As technology nodes continue to decrease in critical dimensions, the number of photoresist strip steps increases along with the requirement for no material loss in the process. Photoresist is used in a variety of processes such as lift-off, thick dry films for plating, and protection for implantation to name a few. In order to withstand these process conditions, the photoresist is sometimes crosslinked and hardened to make it stable during the subsequent steps. This hardening makes it more difficult to remove with conventional techniques.
Lift-off of metal and other materials result in a complete coating being formed over the photoresist as shown in the present figures. As will be appreciated, the photoresist structure can take can number of different forms in that the photoresist can be deposited in a number of different patterns. As described herein, one lift-off technique involves immersing the wafers in a solvent bath to dissolve the patterned resist. The path for the solvent penetration can vary depending upon the sidewall angle in the lift-off structure. For examples, FIGS. 1A-C shows metal lift-off structures with different sidewall angles. FIG. 1A shows a first metal lift-off structure 10 that is formed of a lift-off polymer (patterned photoresist) 20 with metal 30 being deposited thereon. The structure also includes a metal pattern 11 that is formed on the substrate (wafer). As shown in the figures, after the photoresist cleaning process, the metal pattern 11 remains (see FIG. 2C). The lift-off polymer 20 in FIG. 1A has a sidewall structure defined by a negative angle. In FIG. 1B, the lift-off polymer 20 has a sidewall structure defined by vertical angle (i.e., the sides of the polymer 20 are vertical and parallel to one another). In FIG. 1C, the lift-off polymer 20 has a sidewall structure defined by a positive angle. It will be appreciated that the profile angle of the lift-off polymer 20 affects the shape of the deposited metal and the ease of the lift-off (with a positive angle sidewall structure (FIG. 1C) being difficult and a negative angle sidewall structure (FIG. 1A) being easier). Increasing the thickness of the lift-off polymer 20 assists in the removal of the lift-off polymer since it allows larger areas for solvent penetration. In some cases (e.g., positive angle sidewall as in FIG. 1C) there is complete coverage of the sidewall and therefore it is virtually impossible for the solvent to penetrate the lift-off polymer 20 for removal thereof.
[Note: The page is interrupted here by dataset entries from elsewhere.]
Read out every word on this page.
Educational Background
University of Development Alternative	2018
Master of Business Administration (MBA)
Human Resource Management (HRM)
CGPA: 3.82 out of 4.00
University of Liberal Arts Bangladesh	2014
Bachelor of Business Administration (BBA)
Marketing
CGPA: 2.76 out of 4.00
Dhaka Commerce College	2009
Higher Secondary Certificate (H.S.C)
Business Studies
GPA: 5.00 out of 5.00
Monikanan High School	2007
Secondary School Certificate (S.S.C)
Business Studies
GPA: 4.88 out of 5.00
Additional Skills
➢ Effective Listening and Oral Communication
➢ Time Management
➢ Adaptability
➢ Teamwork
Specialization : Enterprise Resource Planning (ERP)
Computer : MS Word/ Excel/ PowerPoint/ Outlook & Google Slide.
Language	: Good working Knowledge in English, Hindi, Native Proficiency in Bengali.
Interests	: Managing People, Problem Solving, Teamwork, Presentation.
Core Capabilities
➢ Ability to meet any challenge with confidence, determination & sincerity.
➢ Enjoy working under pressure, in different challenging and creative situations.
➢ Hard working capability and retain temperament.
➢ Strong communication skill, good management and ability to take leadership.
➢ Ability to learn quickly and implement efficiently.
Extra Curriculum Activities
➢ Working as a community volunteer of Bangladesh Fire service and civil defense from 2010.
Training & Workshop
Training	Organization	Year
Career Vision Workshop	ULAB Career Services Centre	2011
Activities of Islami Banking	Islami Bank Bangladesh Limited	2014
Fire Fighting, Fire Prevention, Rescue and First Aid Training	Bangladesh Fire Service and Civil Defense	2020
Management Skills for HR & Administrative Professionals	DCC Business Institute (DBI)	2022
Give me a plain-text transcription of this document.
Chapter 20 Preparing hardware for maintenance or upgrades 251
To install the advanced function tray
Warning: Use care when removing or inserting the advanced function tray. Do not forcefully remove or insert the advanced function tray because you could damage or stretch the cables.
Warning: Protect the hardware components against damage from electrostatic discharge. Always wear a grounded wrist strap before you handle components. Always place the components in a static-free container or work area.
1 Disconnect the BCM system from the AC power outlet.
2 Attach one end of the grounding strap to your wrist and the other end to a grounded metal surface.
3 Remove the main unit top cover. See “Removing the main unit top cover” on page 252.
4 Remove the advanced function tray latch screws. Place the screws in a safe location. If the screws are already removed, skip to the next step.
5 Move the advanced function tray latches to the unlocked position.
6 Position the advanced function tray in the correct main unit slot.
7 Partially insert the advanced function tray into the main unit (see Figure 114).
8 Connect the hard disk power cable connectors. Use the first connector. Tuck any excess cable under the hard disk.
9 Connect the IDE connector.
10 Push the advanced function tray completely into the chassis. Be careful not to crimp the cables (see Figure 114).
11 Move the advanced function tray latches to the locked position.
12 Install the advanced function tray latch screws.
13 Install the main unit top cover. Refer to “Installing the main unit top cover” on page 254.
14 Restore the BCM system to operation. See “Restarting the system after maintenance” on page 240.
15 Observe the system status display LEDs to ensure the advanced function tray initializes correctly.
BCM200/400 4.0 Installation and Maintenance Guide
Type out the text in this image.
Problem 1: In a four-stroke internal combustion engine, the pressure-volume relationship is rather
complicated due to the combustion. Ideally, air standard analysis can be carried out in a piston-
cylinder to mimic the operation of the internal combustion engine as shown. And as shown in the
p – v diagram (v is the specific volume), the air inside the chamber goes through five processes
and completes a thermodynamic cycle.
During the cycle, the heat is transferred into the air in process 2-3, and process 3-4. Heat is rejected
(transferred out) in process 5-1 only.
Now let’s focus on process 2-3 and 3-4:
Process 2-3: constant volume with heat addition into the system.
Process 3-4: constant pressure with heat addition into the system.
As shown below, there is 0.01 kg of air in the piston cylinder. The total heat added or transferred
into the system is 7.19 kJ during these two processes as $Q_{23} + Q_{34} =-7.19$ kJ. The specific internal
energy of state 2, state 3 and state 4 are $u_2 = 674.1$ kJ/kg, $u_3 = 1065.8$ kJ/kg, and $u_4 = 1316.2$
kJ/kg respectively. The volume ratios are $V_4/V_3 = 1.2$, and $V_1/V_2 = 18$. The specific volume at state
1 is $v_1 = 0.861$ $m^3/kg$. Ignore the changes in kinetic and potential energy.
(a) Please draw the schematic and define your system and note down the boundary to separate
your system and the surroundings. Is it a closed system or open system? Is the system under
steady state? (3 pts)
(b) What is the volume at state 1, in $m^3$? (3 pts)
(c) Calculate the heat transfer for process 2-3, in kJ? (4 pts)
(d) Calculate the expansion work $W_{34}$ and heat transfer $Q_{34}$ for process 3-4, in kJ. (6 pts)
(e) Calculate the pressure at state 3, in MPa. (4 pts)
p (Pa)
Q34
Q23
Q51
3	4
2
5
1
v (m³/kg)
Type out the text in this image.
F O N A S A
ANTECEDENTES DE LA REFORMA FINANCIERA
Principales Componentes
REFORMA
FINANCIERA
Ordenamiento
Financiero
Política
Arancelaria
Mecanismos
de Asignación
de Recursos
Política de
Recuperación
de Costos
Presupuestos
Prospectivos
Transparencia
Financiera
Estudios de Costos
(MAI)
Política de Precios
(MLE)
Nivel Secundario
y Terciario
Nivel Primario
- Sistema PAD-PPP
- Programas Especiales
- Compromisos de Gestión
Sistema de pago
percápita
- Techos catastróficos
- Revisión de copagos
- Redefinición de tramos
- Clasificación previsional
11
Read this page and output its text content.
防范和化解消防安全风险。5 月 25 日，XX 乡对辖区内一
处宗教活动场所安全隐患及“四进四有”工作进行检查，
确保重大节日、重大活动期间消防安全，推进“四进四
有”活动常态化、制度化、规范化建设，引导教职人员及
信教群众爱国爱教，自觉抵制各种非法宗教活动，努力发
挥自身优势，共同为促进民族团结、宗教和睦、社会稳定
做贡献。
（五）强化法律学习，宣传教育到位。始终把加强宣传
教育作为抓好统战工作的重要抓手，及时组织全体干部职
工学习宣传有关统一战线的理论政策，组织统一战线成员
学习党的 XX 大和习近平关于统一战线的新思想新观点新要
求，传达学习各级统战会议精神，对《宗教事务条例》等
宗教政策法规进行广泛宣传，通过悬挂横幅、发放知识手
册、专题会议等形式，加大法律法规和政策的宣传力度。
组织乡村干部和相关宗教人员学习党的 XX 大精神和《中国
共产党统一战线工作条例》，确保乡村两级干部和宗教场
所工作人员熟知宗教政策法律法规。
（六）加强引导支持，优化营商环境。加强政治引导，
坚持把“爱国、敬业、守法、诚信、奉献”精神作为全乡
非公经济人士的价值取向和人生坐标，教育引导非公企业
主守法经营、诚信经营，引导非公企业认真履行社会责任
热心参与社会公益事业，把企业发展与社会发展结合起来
FIGS. 2A-C illustrates solvent penetration and removal of the lift-off polymer (photoresist) 20 that has a sidewall structure according to one configuration. In this case, the lift-off polymer 20 has a negative angle sidewall structure as in FIG. 1A. FIG. 2A shows solvent penetration as a result of the wafer being exposed to solvent as by immersing the wafer within a solvent bath. The solvent penetrates the underlying photoresist (lift-off polymer 20) which results in the photoresist swelling and breaking apart. The photoresist dissolves in the solvent. FIG. 2B shows that the flow of solvent removes residual photoresist and acts to “lift” the deposited metal 30 from the surface. FIG. 2C shows the intended result of the process in that a clean metal pattern remains. In other words, the metal that does not overlie the photoresist and is arranged according to a predetermine pattern remains. It will be appreciated that the force required to completely remove photoresist depends upon several factors including but not limited to: the solubility of the photoresist, thicknesses of the photoresist and metal, and lift-off structure angle.
FIGS. 3A and 3B show one challenge to the photoresist removal process and in particular, during some manufacturing processes, a crust is formed on the top and sidewalls of the photoresist 20. More specifically, implantation for doping of the silicon result in an ion-rich layer and carbonized crust formed on the top and sidewalls of the photoresist 20 (solvent-rich photoresist layer). This crust 40 makes it difficult to penetrate the soft photoresist underneath and thereby strip. In FIG. 3A, an ion-induced carbonized layer 40 is formed on the photoresist 20 and an ion-rich layer or region 42 is formed on the photoresist 20. Implant sputter residues and implant species that are formed are indicated at 44.
FIGS. 4A-C depicts three conventional prior art methods for removing implanted resist. FIG. 4A depicts an undercut method for removing implanted resist 20 from a substrate (wafer) 15 (formation of the undercut facilitates removal of the resist 20); FIG. 4B depicts a method using mechanical force to remove implanted resist 20 from the substrate 15 (the mechanical force is used to penetrate (break apart) the crust layer and subsequently remove the resist 20); and FIG. 4C depicts a dissolution method for removing implanted resist 20 from the substrate 15. Unfortunately, none of these methods (techniques) are completely successful and therefore additional techniques are required in order to completely remove implanted resist 20.
Photoresist strip processes are typically a batch soak or single wafer spray process. However due to the impenetrable layer on top of the photoresist, the conventional processes, including a combination of these techniques, do not always provide complete photoresist removal.
There is therefore a need for an improved apparatus (system) and method for complete removal of the photoresist.